В задумчивости он подошел к маленькой беседке, где решил немного передохнуть, чувствуя, как нарастает внутреннее напряжение вместе с несильной, но настойчивой пульсацией в центре лба. Вновь остановился, протер глаза, а когда оглянулся на гору, у него дыхание перехватило.
Широкий склон светился зеленым и фиолетовым, а гребень горы, казалось, увенчала золотая аура.
Не может быть! — внутренне воскликнул Петр. Эти горы старые и прочные. Едва ли в Нью-Гемпшире бывают землетрясения.
Он все-таки подождал земной дрожи; ее не было. Но ум его словно балансировал на грани какого-то сверхъестественного открытия. Что ж такое?.. Он прищурился, сосредоточившись на светлеющей полоске неба: гора как бы протягивала к нему руки.

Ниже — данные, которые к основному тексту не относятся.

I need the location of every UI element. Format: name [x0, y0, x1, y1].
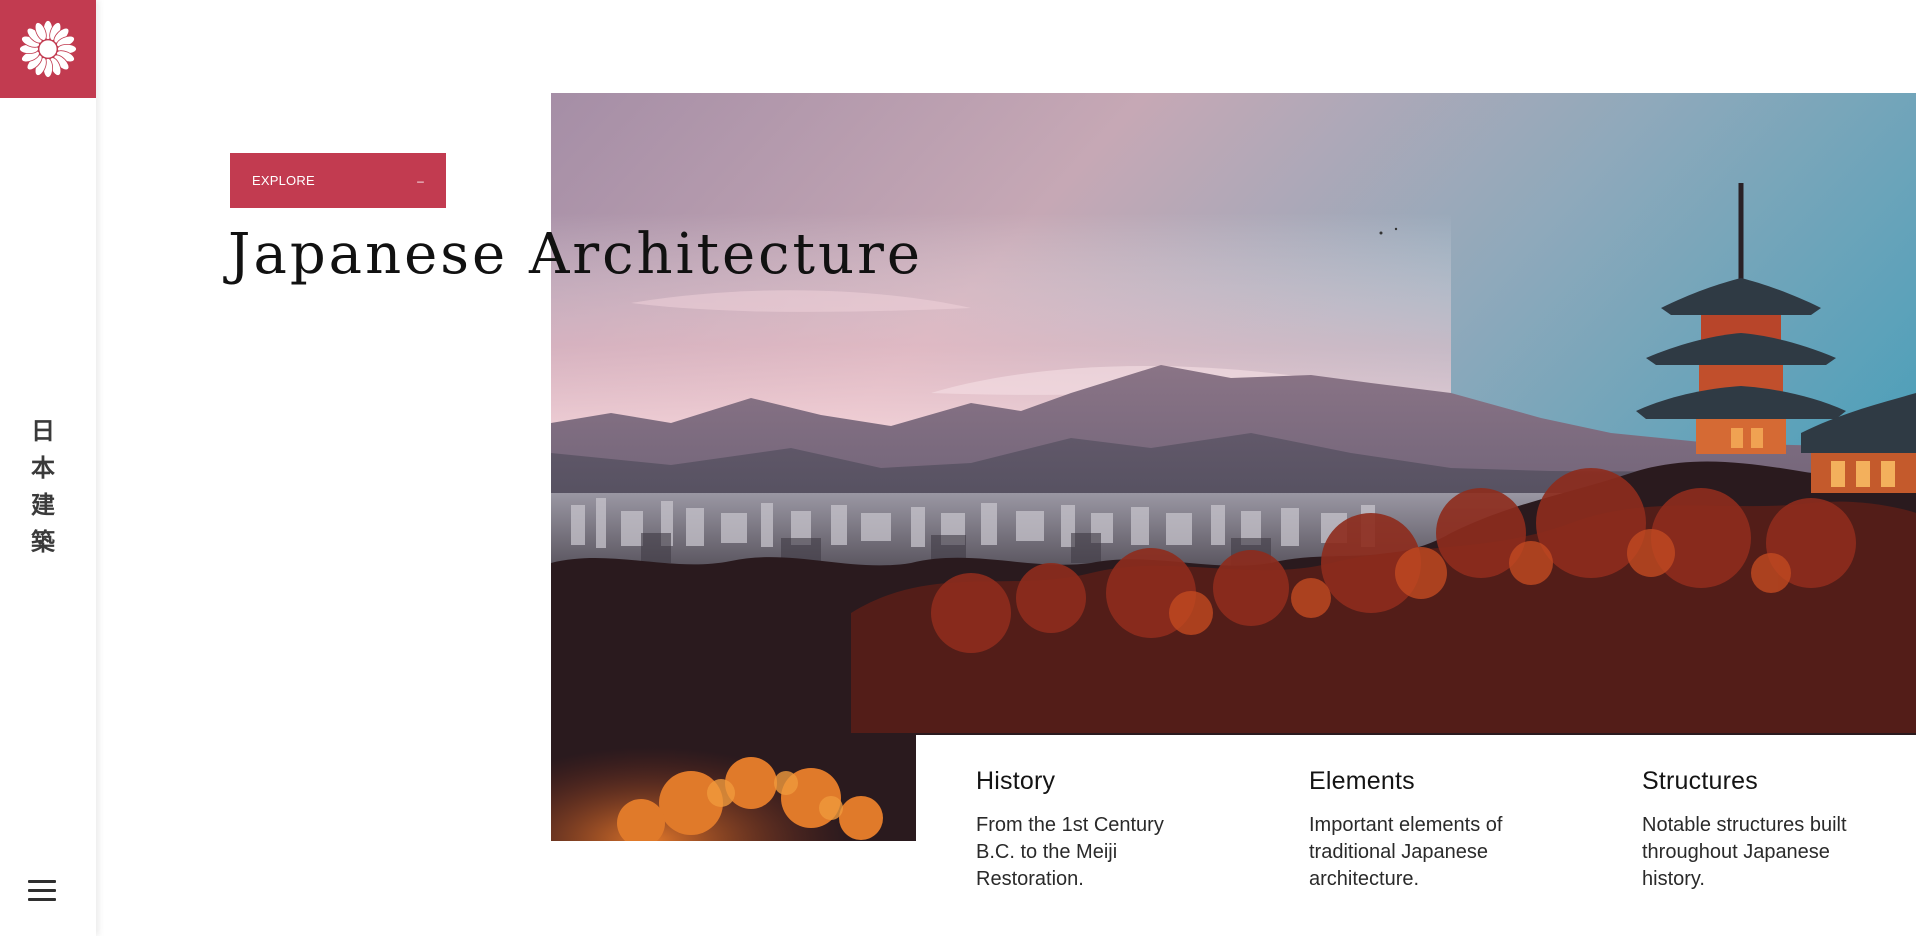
explore-button-label: EXPLORE [252, 173, 315, 188]
card-description: Important elements of traditional Japane… [1309, 814, 1503, 890]
chrysanthemum-crest-icon [19, 20, 77, 78]
history-card[interactable]: History From the 1st Century B.C. to the… [976, 767, 1236, 893]
card-description: Notable structures built throughout Japa… [1642, 814, 1847, 890]
page-title: Japanese Architecture [228, 222, 923, 287]
vertical-japanese-title: 日 本 建 築 [0, 412, 86, 560]
card-description: From the 1st Century B.C. to the Meiji R… [976, 814, 1164, 890]
card-title[interactable]: Elements [1309, 767, 1569, 796]
elements-card[interactable]: Elements Important elements of tradition… [1309, 767, 1569, 893]
card-title[interactable]: Structures [1642, 767, 1902, 796]
vertical-title-char: 築 [31, 527, 55, 556]
hero-landscape-image [551, 93, 1916, 841]
hamburger-menu-icon[interactable] [28, 878, 60, 904]
vertical-title-char: 建 [31, 490, 55, 519]
vertical-title-char: 日 [31, 416, 55, 445]
explore-button[interactable]: EXPLORE – [230, 153, 446, 208]
sidebar: 日 本 建 築 [0, 0, 96, 936]
vertical-title-char: 本 [31, 453, 55, 482]
page: 日 本 建 築 EXPLORE – Japanese Architecture … [0, 0, 1916, 936]
card-title[interactable]: History [976, 767, 1236, 796]
info-cards-panel: History From the 1st Century B.C. to the… [916, 735, 1916, 936]
structures-card[interactable]: Structures Notable structures built thro… [1642, 767, 1902, 893]
logo[interactable] [0, 0, 96, 98]
dash-icon: – [417, 173, 424, 188]
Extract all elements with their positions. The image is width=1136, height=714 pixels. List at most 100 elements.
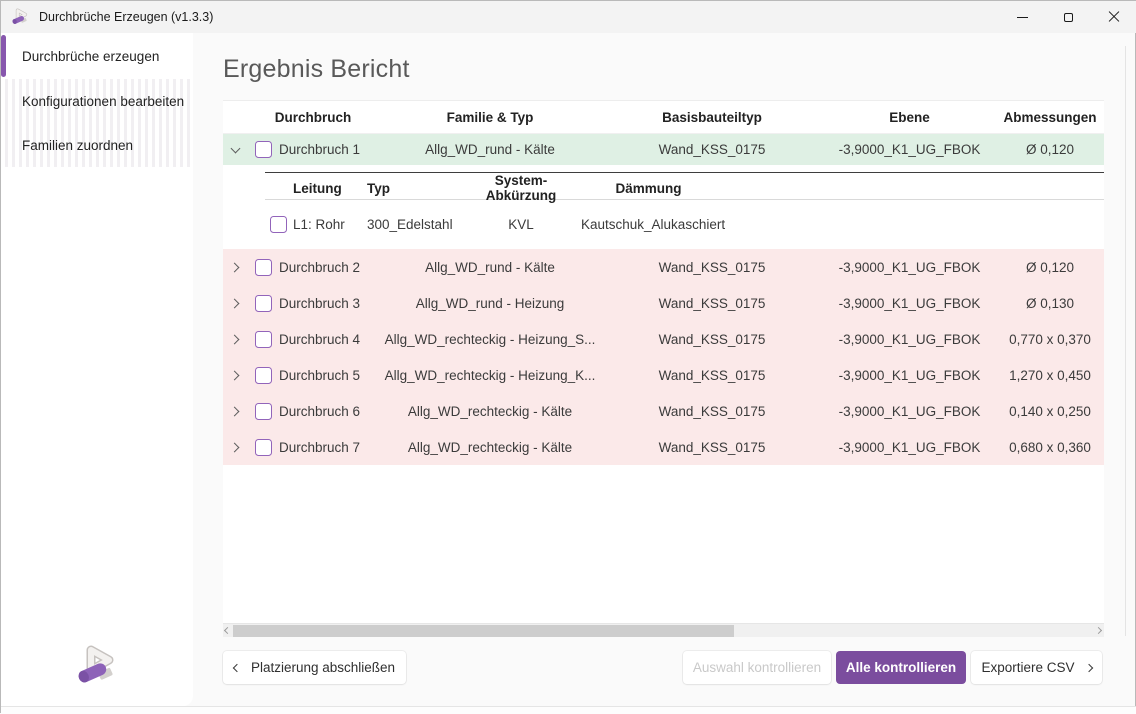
sidebar-item-durchbrueche-erzeugen[interactable]: Durchbrüche erzeugen — [1, 33, 193, 79]
row-checkbox[interactable] — [255, 403, 272, 420]
cell-durchbruch: Durchbruch 5 — [279, 368, 379, 383]
chevron-down-icon[interactable] — [230, 143, 240, 153]
close-button[interactable] — [1091, 1, 1136, 33]
cell-ebene: -3,9000_K1_UG_FBOK — [823, 142, 996, 157]
cell-ebene: -3,9000_K1_UG_FBOK — [823, 332, 996, 347]
chevron-right-icon[interactable] — [229, 298, 239, 308]
subtable-header-row: Leitung Typ System-Abkürzung Dämmung — [265, 173, 1104, 200]
cell-durchbruch: Durchbruch 4 — [279, 332, 379, 347]
table-row-durchbruch-1[interactable]: Durchbruch 1 Allg_WD_rund - Kälte Wand_K… — [223, 134, 1104, 165]
cell-basisbauteiltyp: Wand_KSS_0175 — [601, 368, 823, 383]
export-csv-button[interactable]: Exportiere CSV — [971, 651, 1102, 684]
cell-abmessungen: 0,680 x 0,360 — [996, 440, 1104, 455]
vertical-scrollbar-track — [1125, 46, 1126, 636]
check-all-button[interactable]: Alle kontrollieren — [836, 651, 966, 684]
sidebar-item-label: Durchbrüche erzeugen — [22, 49, 159, 64]
pipes-subtable: Leitung Typ System-Abkürzung Dämmung L1:… — [265, 172, 1104, 249]
table-row-durchbruch-3[interactable]: Durchbruch 3 Allg_WD_rund - Heizung Wand… — [223, 285, 1104, 321]
subcell-daemmung: Kautschuk_Alukaschiert — [581, 217, 716, 232]
cell-familie-typ: Allg_WD_rund - Kälte — [379, 142, 601, 157]
chevron-right-icon[interactable] — [229, 262, 239, 272]
cell-durchbruch: Durchbruch 3 — [279, 296, 379, 311]
subrow-checkbox[interactable] — [270, 216, 287, 233]
cell-abmessungen: Ø 0,130 — [996, 296, 1104, 311]
column-header-abmessungen: Abmessungen — [996, 110, 1104, 125]
column-header-basisbauteiltyp: Basisbauteiltyp — [601, 110, 823, 125]
sidebar: Durchbrüche erzeugen Konfigurationen bea… — [1, 33, 193, 706]
cell-abmessungen: Ø 0,120 — [996, 260, 1104, 275]
row-checkbox[interactable] — [255, 141, 272, 158]
minimize-button[interactable] — [999, 1, 1045, 33]
minimize-icon — [1017, 17, 1028, 18]
row-gap — [223, 165, 1104, 172]
chevron-right-icon[interactable] — [229, 442, 239, 452]
footer-actions: Auswahl kontrollieren Alle kontrollieren… — [683, 651, 1102, 684]
scroll-right-button[interactable] — [1096, 628, 1102, 634]
app-logo — [75, 645, 123, 689]
cell-basisbauteiltyp: Wand_KSS_0175 — [601, 296, 823, 311]
cell-familie-typ: Allg_WD_rechteckig - Heizung_S... — [379, 332, 601, 347]
check-selection-button[interactable]: Auswahl kontrollieren — [683, 651, 831, 684]
export-csv-label: Exportiere CSV — [981, 660, 1074, 675]
sidebar-item-familien-zuordnen[interactable]: Familien zuordnen — [1, 123, 193, 167]
row-checkbox[interactable] — [255, 439, 272, 456]
cell-basisbauteiltyp: Wand_KSS_0175 — [601, 260, 823, 275]
cell-abmessungen: 0,770 x 0,370 — [996, 332, 1104, 347]
chevron-right-icon — [1095, 627, 1102, 634]
chevron-left-icon — [233, 663, 241, 671]
table-row-durchbruch-2[interactable]: Durchbruch 2 Allg_WD_rund - Kälte Wand_K… — [223, 249, 1104, 285]
chevron-right-icon[interactable] — [229, 370, 239, 380]
cell-basisbauteiltyp: Wand_KSS_0175 — [601, 404, 823, 419]
close-icon — [1108, 11, 1120, 23]
window-title: Durchbrüche Erzeugen (v1.3.3) — [39, 10, 213, 24]
chevron-right-icon — [1084, 663, 1092, 671]
column-header-ebene: Ebene — [823, 110, 996, 125]
horizontal-scrollbar[interactable] — [223, 623, 1104, 637]
subcell-typ: 300_Edelstahl — [365, 217, 461, 232]
cell-ebene: -3,9000_K1_UG_FBOK — [823, 296, 996, 311]
results-table: Durchbruch Familie & Typ Basisbauteiltyp… — [223, 100, 1104, 637]
row-checkbox[interactable] — [255, 295, 272, 312]
table-header-row: Durchbruch Familie & Typ Basisbauteiltyp… — [223, 101, 1104, 134]
row-checkbox[interactable] — [255, 331, 272, 348]
scroll-left-button[interactable] — [225, 628, 231, 634]
table-row-durchbruch-4[interactable]: Durchbruch 4 Allg_WD_rechteckig - Heizun… — [223, 321, 1104, 357]
chevron-left-icon — [224, 627, 231, 634]
cell-basisbauteiltyp: Wand_KSS_0175 — [601, 142, 823, 157]
sidebar-item-label: Konfigurationen bearbeiten — [22, 94, 184, 109]
check-all-label: Alle kontrollieren — [846, 660, 956, 675]
cell-basisbauteiltyp: Wand_KSS_0175 — [601, 440, 823, 455]
table-row-durchbruch-7[interactable]: Durchbruch 7 Allg_WD_rechteckig - Kälte … — [223, 429, 1104, 465]
column-header-familie-typ: Familie & Typ — [379, 110, 601, 125]
cell-familie-typ: Allg_WD_rund - Kälte — [379, 260, 601, 275]
maximize-button[interactable] — [1045, 1, 1091, 33]
row-checkbox[interactable] — [255, 259, 272, 276]
cell-durchbruch: Durchbruch 6 — [279, 404, 379, 419]
cell-familie-typ: Allg_WD_rund - Heizung — [379, 296, 601, 311]
table-row-durchbruch-5[interactable]: Durchbruch 5 Allg_WD_rechteckig - Heizun… — [223, 357, 1104, 393]
sidebar-inactive-group: Konfigurationen bearbeiten Familien zuor… — [1, 79, 193, 167]
sidebar-item-label: Familien zuordnen — [22, 138, 133, 153]
subcolumn-header-typ: Typ — [365, 181, 461, 196]
app-icon — [11, 8, 31, 27]
maximize-icon — [1064, 13, 1073, 22]
window-controls — [999, 1, 1136, 33]
table-row-durchbruch-6[interactable]: Durchbruch 6 Allg_WD_rechteckig - Kälte … — [223, 393, 1104, 429]
subcolumn-header-system-abkuerzung: System-Abkürzung — [461, 173, 581, 203]
cell-abmessungen: 1,270 x 0,450 — [996, 368, 1104, 383]
cell-familie-typ: Allg_WD_rechteckig - Heizung_K... — [379, 368, 601, 383]
cell-abmessungen: 0,140 x 0,250 — [996, 404, 1104, 419]
cell-durchbruch: Durchbruch 7 — [279, 440, 379, 455]
chevron-right-icon[interactable] — [229, 406, 239, 416]
subcell-leitung: L1: Rohr — [291, 217, 365, 232]
titlebar: Durchbrüche Erzeugen (v1.3.3) — [1, 1, 1136, 33]
cell-ebene: -3,9000_K1_UG_FBOK — [823, 404, 996, 419]
row-checkbox[interactable] — [255, 367, 272, 384]
subtable-row[interactable]: L1: Rohr 300_Edelstahl KVL Kautschuk_Alu… — [265, 200, 1104, 249]
subcolumn-header-leitung: Leitung — [291, 181, 365, 196]
chevron-right-icon[interactable] — [229, 334, 239, 344]
sidebar-item-konfigurationen-bearbeiten[interactable]: Konfigurationen bearbeiten — [1, 79, 193, 123]
finish-placement-button[interactable]: Platzierung abschließen — [223, 651, 406, 684]
scrollbar-thumb[interactable] — [233, 625, 734, 637]
cell-durchbruch: Durchbruch 1 — [279, 142, 379, 157]
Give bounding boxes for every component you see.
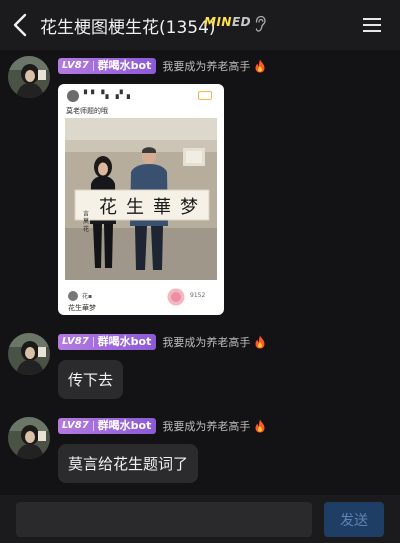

И наконец сверкающий нимб солнца выглянул из-за гряды, на миг ослепив Петра. Он вскрикнул, но зрение вернулось к нему, и световая галлюцинация исчезла вместе с загадочной головной болью.
— Бывает же! — удивился он.
Колени подкашивались, старик едва не рухнул наземь. Тяжело опираясь на палку, дотащился до беседки и не сразу заметил, что она уже занята.
— Вам плохо, доктор Сахвадзе?
Высокий человек, окутанный тенью, поднялся и усадил его на скамью. Петр узнал дядюшку Дени Ремиларда, странного типа, что был связующим звеном между отелем и конгрессом, а метапсихических дел не касался.
Петр вытащил из кармана платок и утер лицо.
— Дурное предзнаменование. Ничего конкретного. Я, видите ли, ощущаю психодинамические потоки в геосфере.
— А-а, — не понимая, отозвался Ремилард и вытащил из внутреннего кармана портативный телефон, — Я позвоню в отель, чтобы за вами прислали микроавтобус.